Hollywood Heaven: Tragic Lives,
Tragic Deaths
(2013) runs only 79 minutes, but covers the back stories on the losses of name
stars like Bela Lugosi, Tyrone Power, Rock Hudson, Marilyn Monroe, James Dean,
Natalie Wood (a story still unfolding, sadly), Alan Ladd, Sharon Tate, Rudolph
Valentino, George Reeve, Steve McQueen and W.C. Fields. They are stories anyone who lives movies,
fame and glamour should be familiar with, but for the first time, ones that are
getting lost in the shuffle. There are
no extras here, but this is worth a good look and is pretty well done for a
compilation work.
Finally
we have Lloyd Kramer’s Liz & Dick
(2012) with the now perpetually obnoxious and self-destructing Lindsay Lohan,
once on her way to a big movie career, playing Elizabeth Taylor as she meets
Richard Burton (played here with mixed results by Grant Bowler) making
Cleopatra. Though this had potential and
some of the facts are good, the cable telefilm is an unconvincing mess, with
Lohan awful as Liz, not understanding any major aspect of who she was. The hype for this was from a bad gal playing
a once Hollywood bad gal, maybe the ultimate high
level bad gal, but Lohan comes across as bored and looks as if she is on a
budget for Halloween in all eras of portrayal.
Running
90 minutes, the TV movie never captures the shock, fell, excitement and
insanity of the real affair as it happened and manages to make it plain, boring
and generic.
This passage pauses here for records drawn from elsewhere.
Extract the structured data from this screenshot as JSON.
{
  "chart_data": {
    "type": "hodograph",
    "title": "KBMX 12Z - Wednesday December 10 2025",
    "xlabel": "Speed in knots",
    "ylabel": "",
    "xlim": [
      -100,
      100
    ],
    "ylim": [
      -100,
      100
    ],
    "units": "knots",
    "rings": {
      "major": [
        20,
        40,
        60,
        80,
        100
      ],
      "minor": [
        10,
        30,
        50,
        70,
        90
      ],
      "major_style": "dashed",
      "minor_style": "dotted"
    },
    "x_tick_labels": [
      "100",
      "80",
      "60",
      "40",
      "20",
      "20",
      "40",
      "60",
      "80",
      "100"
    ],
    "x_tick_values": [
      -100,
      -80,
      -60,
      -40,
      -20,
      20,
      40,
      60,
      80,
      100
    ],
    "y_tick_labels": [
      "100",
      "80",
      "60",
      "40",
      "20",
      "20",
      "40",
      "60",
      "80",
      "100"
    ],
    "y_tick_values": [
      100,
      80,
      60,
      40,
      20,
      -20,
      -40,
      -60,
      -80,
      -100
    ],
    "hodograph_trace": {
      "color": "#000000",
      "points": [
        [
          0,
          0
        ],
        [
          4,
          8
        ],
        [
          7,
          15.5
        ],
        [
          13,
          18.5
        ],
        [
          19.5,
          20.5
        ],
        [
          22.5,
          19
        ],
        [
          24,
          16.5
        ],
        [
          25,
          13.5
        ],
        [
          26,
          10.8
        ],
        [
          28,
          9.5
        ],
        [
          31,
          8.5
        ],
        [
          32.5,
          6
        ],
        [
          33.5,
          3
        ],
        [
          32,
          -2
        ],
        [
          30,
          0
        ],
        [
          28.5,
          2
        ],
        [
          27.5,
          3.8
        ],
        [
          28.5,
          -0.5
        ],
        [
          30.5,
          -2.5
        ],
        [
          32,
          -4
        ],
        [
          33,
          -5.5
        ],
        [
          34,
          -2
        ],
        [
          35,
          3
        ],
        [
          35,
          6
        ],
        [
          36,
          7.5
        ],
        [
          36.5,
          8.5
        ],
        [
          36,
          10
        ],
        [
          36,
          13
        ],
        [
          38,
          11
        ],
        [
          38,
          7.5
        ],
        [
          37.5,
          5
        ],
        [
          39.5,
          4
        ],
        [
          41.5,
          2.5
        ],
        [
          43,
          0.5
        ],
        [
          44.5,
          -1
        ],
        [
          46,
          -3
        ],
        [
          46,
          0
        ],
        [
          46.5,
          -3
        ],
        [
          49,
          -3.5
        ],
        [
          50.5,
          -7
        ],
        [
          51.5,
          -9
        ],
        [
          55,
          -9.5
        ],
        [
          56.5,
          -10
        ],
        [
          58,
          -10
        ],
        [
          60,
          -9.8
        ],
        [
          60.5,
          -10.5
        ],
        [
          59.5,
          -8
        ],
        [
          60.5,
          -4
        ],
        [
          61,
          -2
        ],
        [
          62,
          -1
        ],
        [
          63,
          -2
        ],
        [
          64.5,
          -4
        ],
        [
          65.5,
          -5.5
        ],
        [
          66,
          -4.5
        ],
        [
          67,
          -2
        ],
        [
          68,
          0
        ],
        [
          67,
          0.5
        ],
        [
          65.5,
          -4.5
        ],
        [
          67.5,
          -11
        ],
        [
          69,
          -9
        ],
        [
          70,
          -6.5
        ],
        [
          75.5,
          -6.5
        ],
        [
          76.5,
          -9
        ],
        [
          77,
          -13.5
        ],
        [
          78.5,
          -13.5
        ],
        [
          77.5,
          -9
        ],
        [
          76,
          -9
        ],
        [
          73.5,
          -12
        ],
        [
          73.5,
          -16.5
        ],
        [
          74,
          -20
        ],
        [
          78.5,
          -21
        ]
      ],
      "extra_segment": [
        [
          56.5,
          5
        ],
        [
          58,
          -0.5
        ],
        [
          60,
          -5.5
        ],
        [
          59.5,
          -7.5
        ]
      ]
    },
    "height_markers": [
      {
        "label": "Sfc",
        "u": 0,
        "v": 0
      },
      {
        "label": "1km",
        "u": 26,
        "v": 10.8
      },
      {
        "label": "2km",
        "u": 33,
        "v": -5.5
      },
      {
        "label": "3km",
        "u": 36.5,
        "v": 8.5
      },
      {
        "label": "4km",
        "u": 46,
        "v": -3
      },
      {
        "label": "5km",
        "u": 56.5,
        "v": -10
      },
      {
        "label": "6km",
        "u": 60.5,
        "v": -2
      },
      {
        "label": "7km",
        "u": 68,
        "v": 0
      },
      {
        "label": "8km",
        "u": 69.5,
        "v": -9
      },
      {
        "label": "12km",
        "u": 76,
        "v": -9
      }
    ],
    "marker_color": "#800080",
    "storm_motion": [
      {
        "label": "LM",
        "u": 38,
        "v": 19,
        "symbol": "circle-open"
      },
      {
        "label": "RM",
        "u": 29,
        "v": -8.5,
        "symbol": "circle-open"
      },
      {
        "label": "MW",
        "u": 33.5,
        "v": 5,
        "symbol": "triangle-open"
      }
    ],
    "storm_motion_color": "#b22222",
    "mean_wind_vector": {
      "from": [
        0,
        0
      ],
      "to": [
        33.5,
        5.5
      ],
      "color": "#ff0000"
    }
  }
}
I did not expect much from
it when it was announced, but I never imagined it would be this bad.
On
cameras interviews with the stars are the only major extra.
The 1.33
X 1 on Taylor and Tragic are on the soft side, have their
share of aliasing errors and a mix of good and worn footage (finished on analog
video) make this usually watchable, but not much more. The anamorphically enhanced 1.78 X 1 image on
Liz looks better by default being a new shoot, but it is softer than I
expected. The lossy Dolby Digital 2.0
sound on Taylor and Tragic are simple stereo at best, but many audio moments are
monophonic and sometime the audio can get rough, while the lossy Dolby Digital
5.1 on Liz is better, but weaker than expected, partly due to it being
dialogue-based and part of it simply due to a lack of soundfield.